Last year, as the Mets' injury-destroyed season wound down, Harvey was murdered en route a 13-1 loss to the Marlins. After the game, Harvey actually let himself appear human, and even owned his role in the annihilation. "There is nothing to say," he told the writers who'd gathered. "It's terrible, not fun, there is no reason for questions, there are no answers. You are going to write what you are going to write, anyway. Obviously, it's deserved, so whatever you want to write, but there is nothing to say."

That was a lot more mature than saying he didn't effing want to talk to anyone after one of his relief appearances in the last couple of weeks.

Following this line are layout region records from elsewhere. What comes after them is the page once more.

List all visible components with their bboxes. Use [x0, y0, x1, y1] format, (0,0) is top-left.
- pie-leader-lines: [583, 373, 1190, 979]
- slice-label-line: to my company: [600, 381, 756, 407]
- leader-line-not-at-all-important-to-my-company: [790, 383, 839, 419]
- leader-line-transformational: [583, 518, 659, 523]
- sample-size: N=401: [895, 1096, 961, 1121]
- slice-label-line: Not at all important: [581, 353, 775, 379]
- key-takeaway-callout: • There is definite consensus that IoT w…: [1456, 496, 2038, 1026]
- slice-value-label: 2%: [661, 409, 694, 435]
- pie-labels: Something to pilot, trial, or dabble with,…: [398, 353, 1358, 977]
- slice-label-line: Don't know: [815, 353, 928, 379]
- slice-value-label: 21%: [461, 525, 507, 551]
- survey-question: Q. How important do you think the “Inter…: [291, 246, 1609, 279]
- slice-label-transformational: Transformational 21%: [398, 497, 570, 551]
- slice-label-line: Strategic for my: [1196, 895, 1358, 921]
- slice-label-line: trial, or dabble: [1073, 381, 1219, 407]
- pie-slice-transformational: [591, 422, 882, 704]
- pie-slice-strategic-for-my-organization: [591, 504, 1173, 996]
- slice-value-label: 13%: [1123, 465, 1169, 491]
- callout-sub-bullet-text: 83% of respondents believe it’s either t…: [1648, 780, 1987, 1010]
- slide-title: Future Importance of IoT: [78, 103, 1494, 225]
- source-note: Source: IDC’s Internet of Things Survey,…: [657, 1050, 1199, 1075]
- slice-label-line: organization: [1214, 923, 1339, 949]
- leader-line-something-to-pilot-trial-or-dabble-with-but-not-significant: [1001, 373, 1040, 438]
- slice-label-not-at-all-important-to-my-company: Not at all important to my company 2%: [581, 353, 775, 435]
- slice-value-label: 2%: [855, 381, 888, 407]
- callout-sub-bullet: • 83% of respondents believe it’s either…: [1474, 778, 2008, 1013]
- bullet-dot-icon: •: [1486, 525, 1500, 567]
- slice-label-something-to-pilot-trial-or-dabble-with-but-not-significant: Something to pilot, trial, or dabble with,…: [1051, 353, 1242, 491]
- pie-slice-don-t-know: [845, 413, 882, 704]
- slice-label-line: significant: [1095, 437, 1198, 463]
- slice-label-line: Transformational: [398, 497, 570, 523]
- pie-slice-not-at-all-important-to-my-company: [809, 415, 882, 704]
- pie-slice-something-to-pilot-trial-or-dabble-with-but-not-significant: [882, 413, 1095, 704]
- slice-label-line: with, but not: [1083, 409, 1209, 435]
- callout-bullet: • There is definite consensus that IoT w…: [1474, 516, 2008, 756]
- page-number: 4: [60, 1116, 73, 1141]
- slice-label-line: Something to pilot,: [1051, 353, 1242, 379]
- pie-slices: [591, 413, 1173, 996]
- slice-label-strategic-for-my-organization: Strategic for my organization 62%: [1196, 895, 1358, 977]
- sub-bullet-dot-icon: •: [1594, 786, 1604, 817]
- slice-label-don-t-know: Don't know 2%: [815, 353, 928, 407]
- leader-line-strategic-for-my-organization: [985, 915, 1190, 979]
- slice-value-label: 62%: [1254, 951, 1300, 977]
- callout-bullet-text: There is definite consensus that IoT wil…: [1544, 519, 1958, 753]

Could the self-elevating bravado that many thought pure recklessness really have been this son of his high school baseball coach being, really, too insecure to trust anyone else with himself?

Maybe in his heart of hearts Harvey believed that, rather than teammates being unworthy of him, he was unworthy of his teammates. Maybe he should have shown that side of him more than once. And maybe he's going to learn the hard way at last that one of the loneliest places in the world — whether you're 29, as Harvey is; or, whether you're an old man — is the place to which you fall good and hard, discovering nobody there to empathize, nobody there to offer succor, nobody there to offer a sight toward a better and less self-immolating way.

Maybe, too, those add up to the reasons Harvey decided to reject the minor league trip. Maybe he knew he'd overstayed his welcome with the Mets and could only begin to remake and remodel himself someplace else. There just might be another team willing to take that chance on him. Especially if the Mets end up having to eat most of the rest of Harvey's 2018 salary.

For the sake of what's left of his career, and certainly for the sake of the rest of his life, Harvey has to hope and pray, assuming he does pray, to rediscover the strength he needs to take the same chance. Then, for God's sake, pitch first, party later. And don't be so unwilling or afraid to let others care.